One US state has thus far buckled under the financial strain. The state of North Carolina dropped GLP-1 agonists from its employee insurance plan in March, citing the potential for monthly premiums to double for the 740,000 people the state insures.
This is happening as use remains constrained by manufacturing capacity, spotty insurance coverage and expense. Some people also have difficulty tolerating the side-effects of the medications. Nausea, vomiting, diarrhea, constipation and “Ozempic face” – a hollowed appearance, sunken eyes and changes to the size of lips, cheeks and chin possible with any GLP-1 – can dissuade some. Notably, as the drugs are new, long-term side-effects are still unknown.
At the same time, researchers argue companies don’t need to force existential financial choices. Barber led an investigation published in JAMA Network Open that “blew up” this March. Her analysis found GLP-1 agonists could be manufactured for as little as $0.89 per weekly dose, not including research and development costs, for humanitarian organizations and low-income countries.
The price of GLP-1 drugs “is forcing us to realize that the extension of the logic we have afforded to many drugs would result genuinely in the bankrupting of Medicare and Medicaid”, Barber said, referring to the public programs that jointly insure more than 116 million Americans.
“The cost being charged to other countries is quite important, because even if I’m wrong, and I don’t think I am, it’s not a charity. It’s clearly prices that are sustainable.”
Like many drugs, the early development of GLP-1 agonists happened in the public sector. The US Veterans Affairs endocrinologist Dr John Eng discovered a hormone he called “extendin” in the venom of gila monsters – large lizards native to the American south-west – after he learned the reptiles slowed down their metabolism and maintained blood sugar levels in response to long periods without food.
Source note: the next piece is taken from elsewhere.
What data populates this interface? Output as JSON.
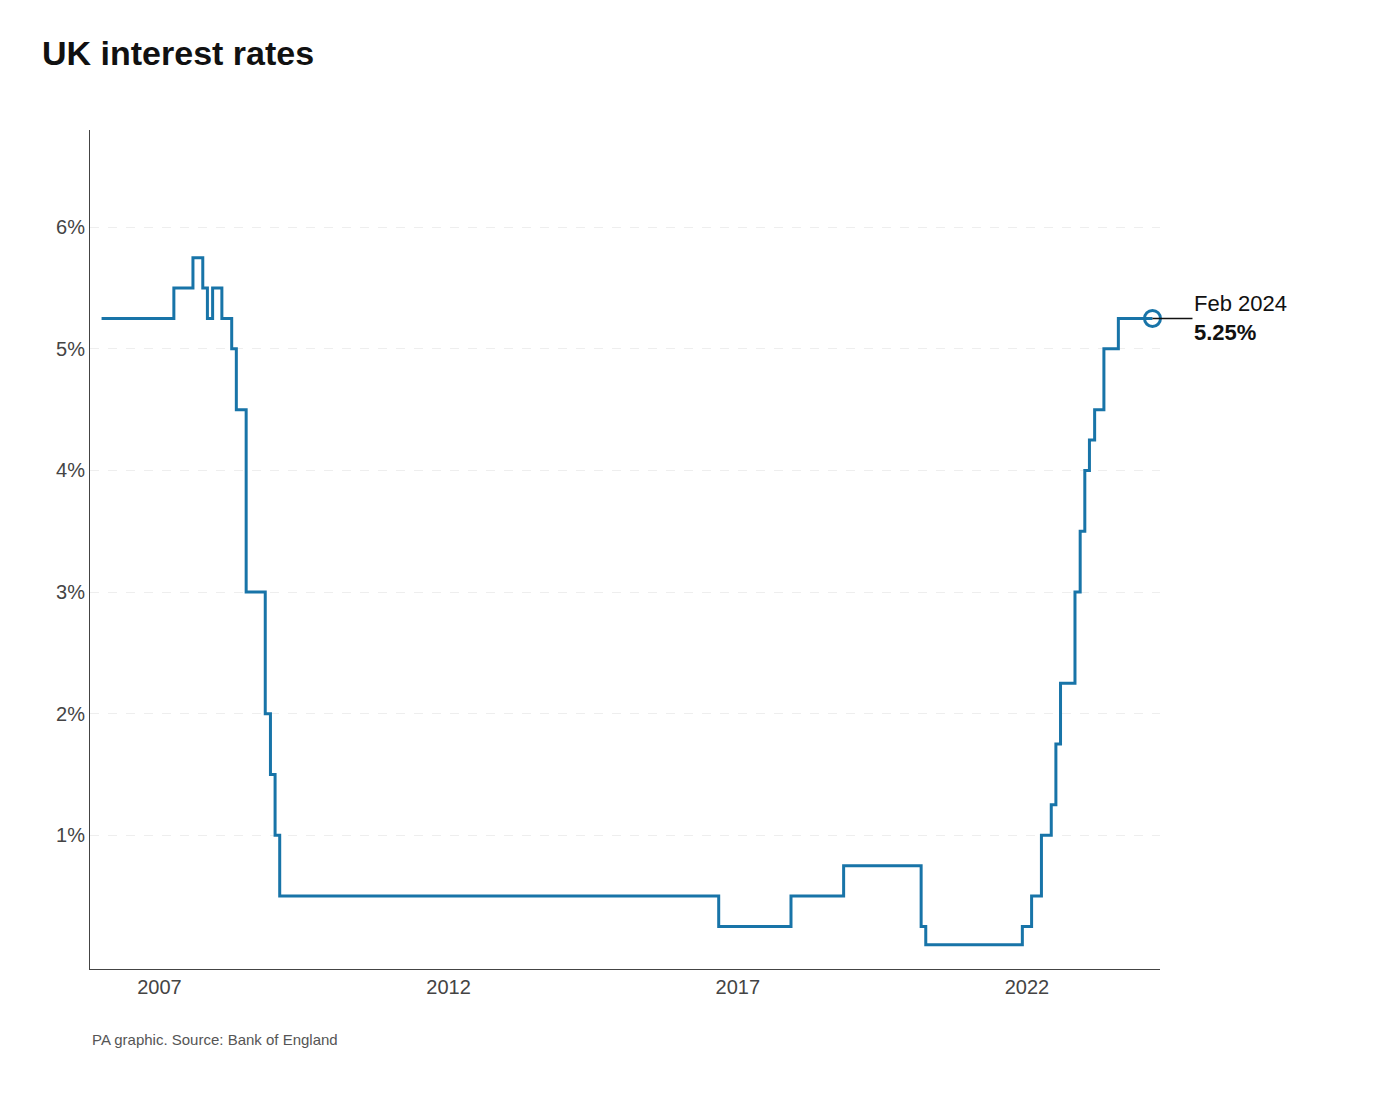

Eng licensed the discovery to a pharmaceutical company to bring the first GLP-1 to market in 2005, a drug that was approved to help treat type 2 diabetes. Wegovy represents the leading brand name of a second generation of GLP-1 agonists – one among 10 on the market, three to treat obesity and 51 in clinical trials.
Still, GLP-1 agonists are available to only a slice of the Americans people who might like to try them, to say nothing of the hundreds of millions of adults with diabetes who live in low- and middle-income countries.
Without the ability to meet market demands in the US, Nordisk has not even marketed the drugs elsewhere, Barber said. The demand for GLP-1 agonists in the US is so profound that it appears to be impairing insulin pen availability in at least one lower-income country.
Nordisk recently ended its 10-year contract with South Africa to supply multi-use insulin pens for about $2 each. South Africa’s health department procurement specialist accused the company of shifting focus to more profitable weight-loss drugs. Novo Nordisk said it is increasing production of vials of insulin with a focus on South Africa.